Six years after the Cypriot bank ‘bail-in’ of 2013 and the legal battle against the Republic of some 950 Greek citizens who were customers of collapsed Laiki (Marfin/Cyprus Popular Bank) still goes on. Their case was heard before the International Court of Arbitration a few days ago.
Represented by American law firm Grant & Eisenhofer based in New York along with Kyros Law Offices in Greece, their total claim is for some €307 million which includes interest. The judgement is not expected to come out before the year’s end.
The applicants claim that Cyprus has violated the Bilateral Investment Treaty’s expropriation provisions because the bail-in was deliberately designed to discriminate against non-Cypriots, while ensuring that certain Cypriot entities would pay far less than their proportional share.
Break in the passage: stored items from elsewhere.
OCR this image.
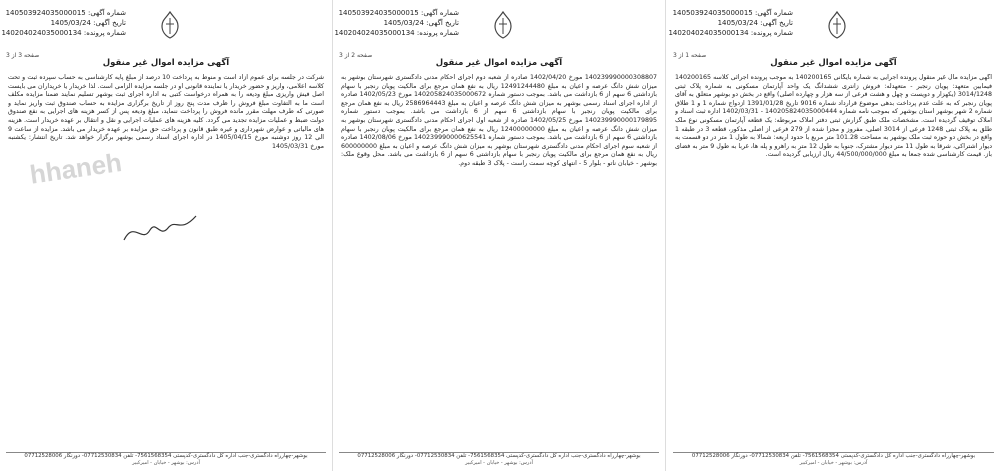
شماره آگهی: 140503924035000015
تاریخ آگهی: 1405/03/24
شماره پرونده: 140204024035000134
صفحه 1 از 3
آگهی مزایده اموال غیر منقول
آگهی مزایده مال غیر منقول پرونده اجرایی به شماره بایگانی 140200165 به موجب پرونده اجرائی کلاسه 140200165 فیمابین متعهد: پویان رنجبر - متعهدله: فروش زانتری ششدانگ یک واحد آپارتمان مسکونی به شماره پلاک ثبتی 3014/1248 (یکهزار و دویست و چهل و هشت فرعی از سه هزار و چهارده اصلی) واقع در بخش دو بوشهر متعلق به آقای پویان رنجبر که به علت عدم پرداخت بدهی موضوع قرارداد شماره 9016 تاریخ 1391/01/28 ازدواج شماره 1 و 1 طلاق شماره 2 شهر بوشهر استان بوشهر که بموجب نامه شماره 140205824035000444 - 1402/03/31 اداره ثبت اسناد و املاک توقیف گردیده است. مشخصات ملک طبق گزارش ثبتی دفتر املاک مربوطه: یک قطعه آپارتمان مسکونی نوع ملک طلق به پلاک ثبتی 1248 فرعی از 3014 اصلی، مفروز و مجزا شده از 279 فرعی از اصلی مذکور، قطعه 3 در طبقه 1 واقع در بخش دو حوزه ثبت ملک بوشهر به مساحت 101.28 متر مربع با حدود اربعه: شمالا به طول 1 متر در دو قسمت به دیوار اشتراکی، شرقا به طول 11 متر دیوار مشترک، جنوبا به طول 12 متر به راهرو و پله ها، غربا به طول 9 متر به فضای باز. قیمت کارشناسی شده جمعا به مبلغ 44/500/000/000 ریال ارزیابی گردیده است.
بوشهر-چهارراه دادگستری-جنب اداره کل دادگستری-کدپستی 7561568354- تلفن 07712530834- دورنگار 07712528006
آدرس: بوشهر - خیابان - امیرکبیر
شماره آگهی: 140503924035000015
تاریخ آگهی: 1405/03/24
شماره پرونده: 140204024035000134
صفحه 2 از 3
آگهی مزایده اموال غیر منقول
140239990000308807 مورخ 1402/04/20 صادره از شعبه دوم اجرای احکام مدنی دادگستری شهرستان بوشهر به میزان شش دانگ عرصه و اعیان به مبلغ 12491244480 ریال به نفع همان مرجع برای مالکیت پویان رنجبر با سهام بازداشتی 6 سهم از 6 بازداشت می باشد. بموجب دستور شماره 140205824035000672 مورخ 1402/05/23 صادره از اداره اجرای اسناد رسمی بوشهر به میزان شش دانگ عرصه و اعیان به مبلغ 2586964443 ریال به نفع همان مرجع برای مالکیت پویان رنجبر با سهام بازداشتی 6 سهم از 6 بازداشت می باشد. بموجب دستور شماره 140239990000179895 مورخ 1402/05/25 صادره از شعبه اول اجرای احکام مدنی دادگستری شهرستان بوشهر به میزان شش دانگ عرصه و اعیان به مبلغ 12400000000 ریال به نفع همان مرجع برای مالکیت پویان رنجبر با سهام بازداشتی 6 سهم از 6 بازداشت می باشد. بموجب دستور شماره 140239990000625541 مورخ 1402/08/06 صادره از شعبه سوم اجرای احکام مدنی دادگستری شهرستان بوشهر به میزان شش دانگ عرصه و اعیان به مبلغ 600000000 ریال به نفع همان مرجع برای مالکیت پویان رنجبر با سهام بازداشتی 6 سهم از 6 بازداشت می باشد. محل وقوع ملک: بوشهر - خیابان ناتو - بلوار 5 - انتهای کوچه سمت راست - پلاک 3 طبقه دوم.
بوشهر-چهارراه دادگستری-جنب اداره کل دادگستری-کدپستی 7561568354- تلفن 07712530834- دورنگار 07712528006
آدرس: بوشهر - خیابان - امیرکبیر
شماره آگهی: 140503924035000015
تاریخ آگهی: 1405/03/24
شماره پرونده: 140204024035000134
صفحه 3 از 3
آگهی مزایده اموال غیر منقول
شرکت در جلسه برای عموم آزاد است و منوط به پرداخت 10 درصد از مبلغ پایه کارشناسی به حساب سپرده ثبت و تحت کلاسه اعلامی، واریز و حضور خریدار یا نماینده قانونی او در جلسه مزایده الزامی است. لذا خریدار یا خریداران می بایست اصل فیش واریزی مبلغ ودیعه را به همراه درخواست کتبی به اداره اجرای ثبت بوشهر تسلیم نمایند ضمنا مزایده مکلف است ما به التفاوت مبلغ فروش را ظرف مدت پنج روز از تاریخ برگزاری مزایده به حساب صندوق ثبت واریز نماید و صورتی که طرف مهلت مقرر مانده فروش را پرداخت ننماید، مبلغ ودیعه پس از کسر هزینه های اجرایی به نفع صندوق دولت ضبط و عملیات مزایده تجدید می گردد. کلیه هزینه های عملیات اجرایی و نقل و انتقال بر عهده خریدار است. هزینه های مالیاتی و عوارض شهرداری و غیره طبق قانون و پرداخت حق مزایده بر عهده خریدار می باشد. مزایده از ساعت 9 الی 12 روز دوشنبه مورخ 1405/04/15 در اداره اجرای اسناد رسمی بوشهر برگزار خواهد شد. تاریخ انتشار: یکشنبه مورخ 1405/03/31
hhaneh
بوشهر-چهارراه دادگستری-جنب اداره کل دادگستری-کدپستی 7561568354- تلفن 07712530834- دورنگار 07712528006
آدرس: بوشهر - خیابان - امیرکبیر
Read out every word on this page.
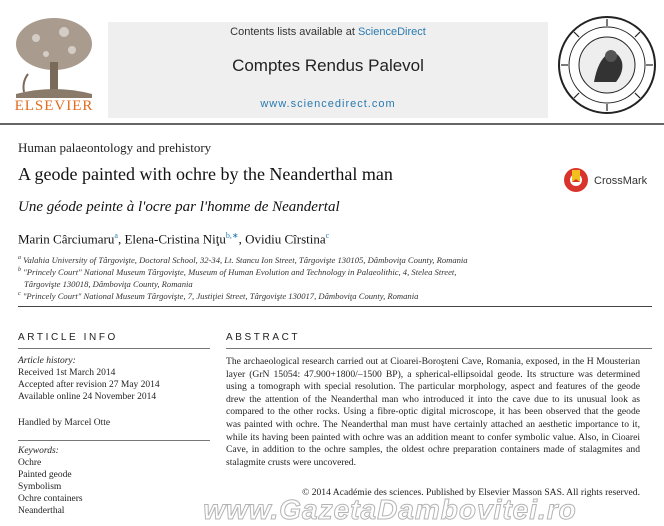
ELSEVIER
Contents lists available at ScienceDirect
Comptes Rendus Palevol
www.sciencedirect.com
Human palaeontology and prehistory
A geode painted with ochre by the Neanderthal man
Une géode peinte à l'ocre par l'homme de Neandertal
CrossMark
Marin Cârciumaru$^a$, Elena-Cristina Niţu$^{b,∗}$, Ovidiu Cîrstina$^c$
$^a$ Valahia University of Târgovişte, Doctoral School, 32-34, Lt. Stancu Ion Street, Târgovişte 130105, Dâmboviţa County, Romania
$^b$ "Princely Court" National Museum Târgovişte, Museum of Human Evolution and Technology in Palaeolithic, 4, Stelea Street,
Târgovişte 130018, Dâmboviţa County, Romania
$^c$ "Princely Court" National Museum Târgovişte, 7, Justiţiei Street, Târgovişte 130017, Dâmboviţa County, Romania
ARTICLE INFO
Article history:
Received 1st March 2014
Accepted after revision 27 May 2014
Available online 24 November 2014
Handled by Marcel Otte
Keywords:
Ochre
Painted geode
Symbolism
Ochre containers
Neanderthal
ABSTRACT
The archaeological research carried out at Cioarei-Boroşteni Cave, Romania, exposed, in the H Mousterian layer (GrN 15054: 47.900+1800/–1500 BP), a spherical-ellipsoidal geode. Its structure was determined using a tomograph with special resolution. The particular morphology, aspect and features of the geode drew the attention of the Neanderthal man who introduced it into the cave due to its unusual look as compared to the other rocks. Using a fibre-optic digital microscope, it has been observed that the geode was painted with ochre. The Neanderthal man must have certainly attached an aesthetic importance to it, while its having been painted with ochre was an addition meant to confer symbolic value. Also, in Cioarei Cave, in addition to the ochre samples, the oldest ochre preparation containers made of stalagmites and stalagmite crusts were uncovered.
© 2014 Académie des sciences. Published by Elsevier Masson SAS. All rights reserved.
www.GazetaDambovitei.ro
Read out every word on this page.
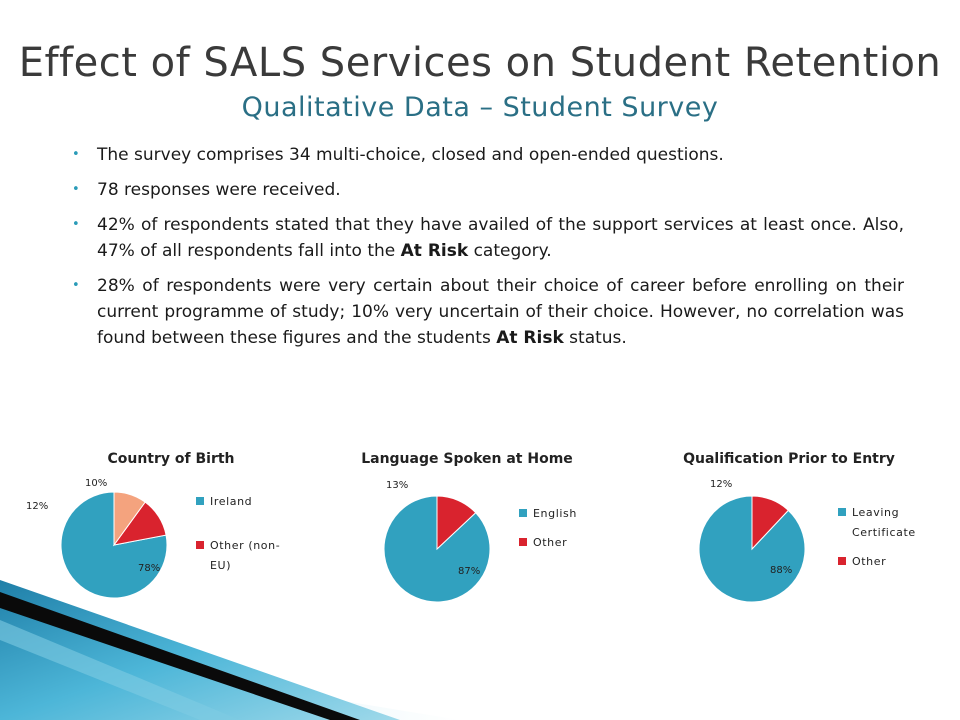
Effect of SALS Services on Student Retention
Qualitative Data – Student Survey
• The survey comprises 34 multi-choice, closed and open-ended questions.
• 78 responses were received.
• 42% of respondents stated that they have availed of the support services at least once. Also, 47% of all respondents fall into the At Risk category.
• 28% of respondents were very certain about their choice of career before enrolling on their current programme of study; 10% very uncertain of their choice. However, no correlation was found between these figures and the students At Risk status.
Country of Birth
78%
12%
10%
Ireland
Other (non-
EU)
Language Spoken at Home
87%
13%
English
Other
Qualification Prior to Entry
88%
12%
Leaving
Certificate
Other
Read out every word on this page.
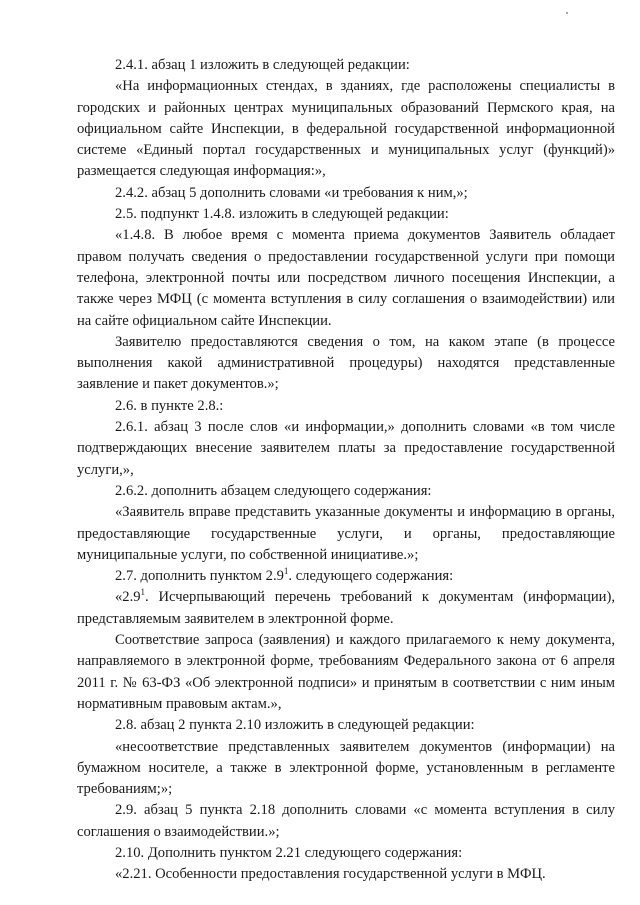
2.4.1. абзац 1 изложить в следующей редакции:

«На информационных стендах, в зданиях, где расположены специалисты в городских и районных центрах муниципальных образований Пермского края, на официальном сайте Инспекции, в федеральной государственной информационной системе «Единый портал государственных и муниципальных услуг (функций)» размещается следующая информация:»,

2.4.2. абзац 5 дополнить словами «и требования к ним,»;

2.5. подпункт 1.4.8. изложить в следующей редакции:

«1.4.8. В любое время с момента приема документов Заявитель обладает правом получать сведения о предоставлении государственной услуги при помощи телефона, электронной почты или посредством личного посещения Инспекции, а также через МФЦ (с момента вступления в силу соглашения о взаимодействии) или на сайте официальном сайте Инспекции.

Заявителю предоставляются сведения о том, на каком этапе (в процессе выполнения какой административной процедуры) находятся представленные заявление и пакет документов.»;

2.6. в пункте 2.8.:

2.6.1. абзац 3 после слов «и информации,» дополнить словами «в том числе подтверждающих внесение заявителем платы за предоставление государственной услуги,»,

2.6.2. дополнить абзацем следующего содержания:

«Заявитель вправе представить указанные документы и информацию в органы, предоставляющие государственные услуги, и органы, предоставляющие муниципальные услуги, по собственной инициативе.»;

2.7. дополнить пунктом $2.9^1$. следующего содержания:

«$2.9^1$. Исчерпывающий перечень требований к документам (информации), представляемым заявителем в электронной форме.

Соответствие запроса (заявления) и каждого прилагаемого к нему документа, направляемого в электронной форме, требованиям Федерального закона от 6 апреля 2011 г. № 63-ФЗ «Об электронной подписи» и принятым в соответствии с ним иным нормативным правовым актам.»,

2.8. абзац 2 пункта 2.10 изложить в следующей редакции:

«несоответствие представленных заявителем документов (информации) на бумажном носителе, а также в электронной форме, установленным в регламенте требованиям;»;

2.9. абзац 5 пункта 2.18 дополнить словами «с момента вступления в силу соглашения о взаимодействии.»;

2.10. Дополнить пунктом 2.21 следующего содержания:

«2.21. Особенности предоставления государственной услуги в МФЦ.
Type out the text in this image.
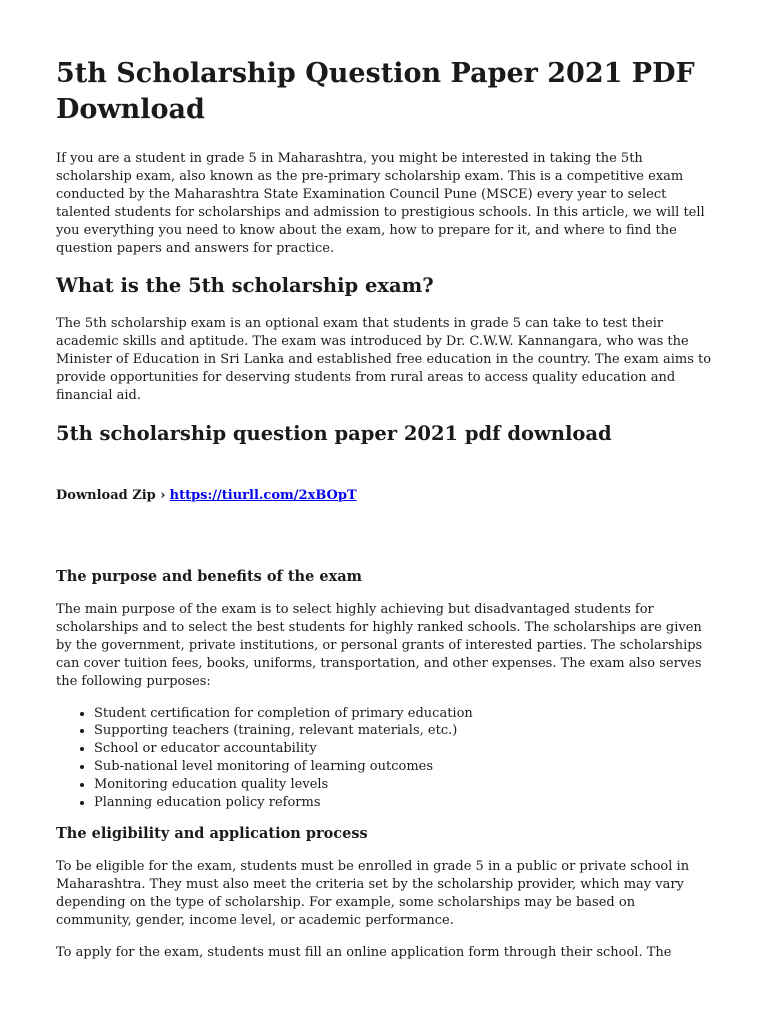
5th Scholarship Question Paper 2021 PDF Download

If you are a student in grade 5 in Maharashtra, you might be interested in taking the 5th scholarship exam, also known as the pre-primary scholarship exam. This is a competitive exam conducted by the Maharashtra State Examination Council Pune (MSCE) every year to select talented students for scholarships and admission to prestigious schools. In this article, we will tell you everything you need to know about the exam, how to prepare for it, and where to find the question papers and answers for practice.

What is the 5th scholarship exam?

The 5th scholarship exam is an optional exam that students in grade 5 can take to test their academic skills and aptitude. The exam was introduced by Dr. C.W.W. Kannangara, who was the Minister of Education in Sri Lanka and established free education in the country. The exam aims to provide opportunities for deserving students from rural areas to access quality education and financial aid.

5th scholarship question paper 2021 pdf download
Download Zip › https://tiurll.com/2xBOpT
The purpose and benefits of the exam

The main purpose of the exam is to select highly achieving but disadvantaged students for scholarships and to select the best students for highly ranked schools. The scholarships are given by the government, private institutions, or personal grants of interested parties. The scholarships can cover tuition fees, books, uniforms, transportation, and other expenses. The exam also serves the following purposes:

• Student certification for completion of primary education
• Supporting teachers (training, relevant materials, etc.)
• School or educator accountability
• Sub-national level monitoring of learning outcomes
• Monitoring education quality levels
• Planning education policy reforms
The eligibility and application process

To be eligible for the exam, students must be enrolled in grade 5 in a public or private school in Maharashtra. They must also meet the criteria set by the scholarship provider, which may vary depending on the type of scholarship. For example, some scholarships may be based on community, gender, income level, or academic performance.

To apply for the exam, students must fill an online application form through their school. The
Specifically, the applicants argue that Cyprus was aware that most depositors with more than €100,000 in banks were foreigners and had rejected viable alternatives to the bail-in that would have at least divided the burden between foreigners and Cypriots. The Cyprus government had ensured that the loans it made to banks were fully repaid.
In addition, bail-in measures in the budget had excluded charities and other institutions that belonged only to Cypriot entities and citizens, according to the applicants. And the outcome was that the Greek nationals were forced to undertake twice their share of the burden of Cyprus’ economic woes.
The applicants also argue that the Cyprus government had relied on Pimco’s economic analysis of banks to argue that bail-in was necessary. But an additional, ‘secret’ report by Blackrock had concluded that there is lack of transparency in Pimco’s and this does not allow them to substantiate whether its conclusions were reasonable.
In addition, the Cyprus government has never made public the Blackrock Report, according to the applicants.